Content collaboration tools that provide feedback mechanisms are also worth considering. Generally, these tools manage comments on graphics and images using some kind of layering approach, where contributor feedback resides on different layers over the image. Content collaboration tools that provide the ability to collect anonymous feedback or to limit the feedback visible to commenters may be beneficial as they can help teams avoid groupthink and eliminate bias.

Also consider that a single solution may not be the best fit for the needs of all stakeholders; a mix of two or three tools, using a shared repository and integrating with existing collaboration tools, may be the best approach. For example, some solutions will have more complete tool sets for website and mobile application design and development, with wireframing and user journey tools. Content collaboration tools such as provide features specific to video editing, while others include integration with marketing tools that help the finished content fit into the overall buyer journey.

The more comprehensive the solution, the more important capabilities such as templates and integration with other collaboration tools will become. Look for tools that have dedicated project management, document repository and chat features that could overlap with existing enterprise systems. This kind of integration with existing platforms helps to ensure compliance and makes handing off work easier. Helping creative teams budget for integration work should be part of the evaluation process. 

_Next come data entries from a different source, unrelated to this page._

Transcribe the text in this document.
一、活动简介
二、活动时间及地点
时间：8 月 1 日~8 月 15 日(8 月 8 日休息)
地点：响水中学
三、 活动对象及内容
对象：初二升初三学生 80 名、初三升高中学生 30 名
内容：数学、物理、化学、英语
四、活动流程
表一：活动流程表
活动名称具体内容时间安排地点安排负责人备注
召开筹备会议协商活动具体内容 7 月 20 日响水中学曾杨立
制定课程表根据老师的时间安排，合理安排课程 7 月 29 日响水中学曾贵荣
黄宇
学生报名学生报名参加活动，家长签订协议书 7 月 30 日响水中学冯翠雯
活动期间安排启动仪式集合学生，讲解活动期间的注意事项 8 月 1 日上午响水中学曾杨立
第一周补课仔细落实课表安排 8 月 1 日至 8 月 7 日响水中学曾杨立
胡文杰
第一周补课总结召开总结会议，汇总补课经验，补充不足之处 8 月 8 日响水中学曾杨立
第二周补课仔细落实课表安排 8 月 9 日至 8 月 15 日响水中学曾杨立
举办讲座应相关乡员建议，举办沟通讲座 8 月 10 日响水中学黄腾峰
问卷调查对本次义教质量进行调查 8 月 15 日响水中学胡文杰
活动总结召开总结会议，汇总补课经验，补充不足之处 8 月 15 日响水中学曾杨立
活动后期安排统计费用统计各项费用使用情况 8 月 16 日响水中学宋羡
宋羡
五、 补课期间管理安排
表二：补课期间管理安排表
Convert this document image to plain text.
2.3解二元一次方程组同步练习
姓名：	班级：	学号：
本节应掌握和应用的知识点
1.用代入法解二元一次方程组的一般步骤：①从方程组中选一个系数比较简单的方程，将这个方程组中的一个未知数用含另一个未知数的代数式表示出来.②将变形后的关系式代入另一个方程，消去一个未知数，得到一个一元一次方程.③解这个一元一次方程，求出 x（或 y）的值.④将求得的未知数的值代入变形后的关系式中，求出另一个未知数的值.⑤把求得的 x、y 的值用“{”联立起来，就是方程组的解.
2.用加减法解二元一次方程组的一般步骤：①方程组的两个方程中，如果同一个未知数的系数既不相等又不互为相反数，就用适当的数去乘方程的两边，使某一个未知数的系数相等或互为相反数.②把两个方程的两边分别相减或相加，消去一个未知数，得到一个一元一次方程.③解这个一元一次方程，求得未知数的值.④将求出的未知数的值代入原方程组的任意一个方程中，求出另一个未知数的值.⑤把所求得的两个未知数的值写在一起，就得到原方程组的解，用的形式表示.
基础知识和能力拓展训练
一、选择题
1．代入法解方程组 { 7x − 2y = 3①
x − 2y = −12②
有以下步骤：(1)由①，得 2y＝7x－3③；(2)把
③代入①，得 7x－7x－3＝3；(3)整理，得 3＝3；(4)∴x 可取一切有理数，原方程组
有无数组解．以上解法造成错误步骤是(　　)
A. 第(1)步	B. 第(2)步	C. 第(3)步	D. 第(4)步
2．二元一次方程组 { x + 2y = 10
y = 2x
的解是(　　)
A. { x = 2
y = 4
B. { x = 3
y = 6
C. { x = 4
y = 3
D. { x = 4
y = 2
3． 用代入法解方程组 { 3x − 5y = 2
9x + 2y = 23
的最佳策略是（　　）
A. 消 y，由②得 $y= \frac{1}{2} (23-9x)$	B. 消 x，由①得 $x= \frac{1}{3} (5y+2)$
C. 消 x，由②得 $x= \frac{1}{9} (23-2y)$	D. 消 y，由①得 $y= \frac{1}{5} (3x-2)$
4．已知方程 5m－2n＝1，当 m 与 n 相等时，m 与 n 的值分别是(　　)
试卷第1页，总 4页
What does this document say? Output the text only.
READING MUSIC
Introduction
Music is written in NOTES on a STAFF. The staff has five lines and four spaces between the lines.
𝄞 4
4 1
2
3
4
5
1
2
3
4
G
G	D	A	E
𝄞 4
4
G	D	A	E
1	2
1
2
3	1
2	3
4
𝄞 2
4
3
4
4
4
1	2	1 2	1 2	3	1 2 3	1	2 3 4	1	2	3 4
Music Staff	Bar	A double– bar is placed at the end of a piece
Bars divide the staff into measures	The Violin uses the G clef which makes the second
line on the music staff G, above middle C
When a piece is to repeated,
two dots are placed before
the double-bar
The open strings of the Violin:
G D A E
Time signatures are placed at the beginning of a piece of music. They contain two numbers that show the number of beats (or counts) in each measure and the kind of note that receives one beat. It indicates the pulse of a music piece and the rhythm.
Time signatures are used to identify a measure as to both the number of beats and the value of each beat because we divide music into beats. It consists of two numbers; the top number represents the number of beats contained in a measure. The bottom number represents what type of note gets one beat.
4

IT teams should also consider if the creative teams need to work with other internal teams and third parties, including creative agencies, consultants or freelancers. The roles of these users can impact costs. For some solutions, licenses depend on the role in the creative process, with commenters not necessarily incurring a license cost. This means that while design team members need to be licensed, key stakeholders that review and approve content may not. 

Finally, when working with third parties, IT teams may need to consider mechanisms for integration with and access to an enterprise document repository. It may be advisable to have agencies license and manage their own workspace in a way that allows them to transfer ownership of content after final approval. Teams should also consider the need to identify and manage content that includes licensed images, such as stock photography. They also need to be able to identify if and when content licenses expire.


Content is more important than ever to organizations, but that’s where the commonalities typically end. To find the best content collaboration tools for the business, it will be important for IT pros to guide creative end user teams to collaboration solutions that fit their workstyle and integrate with existing systems and processes.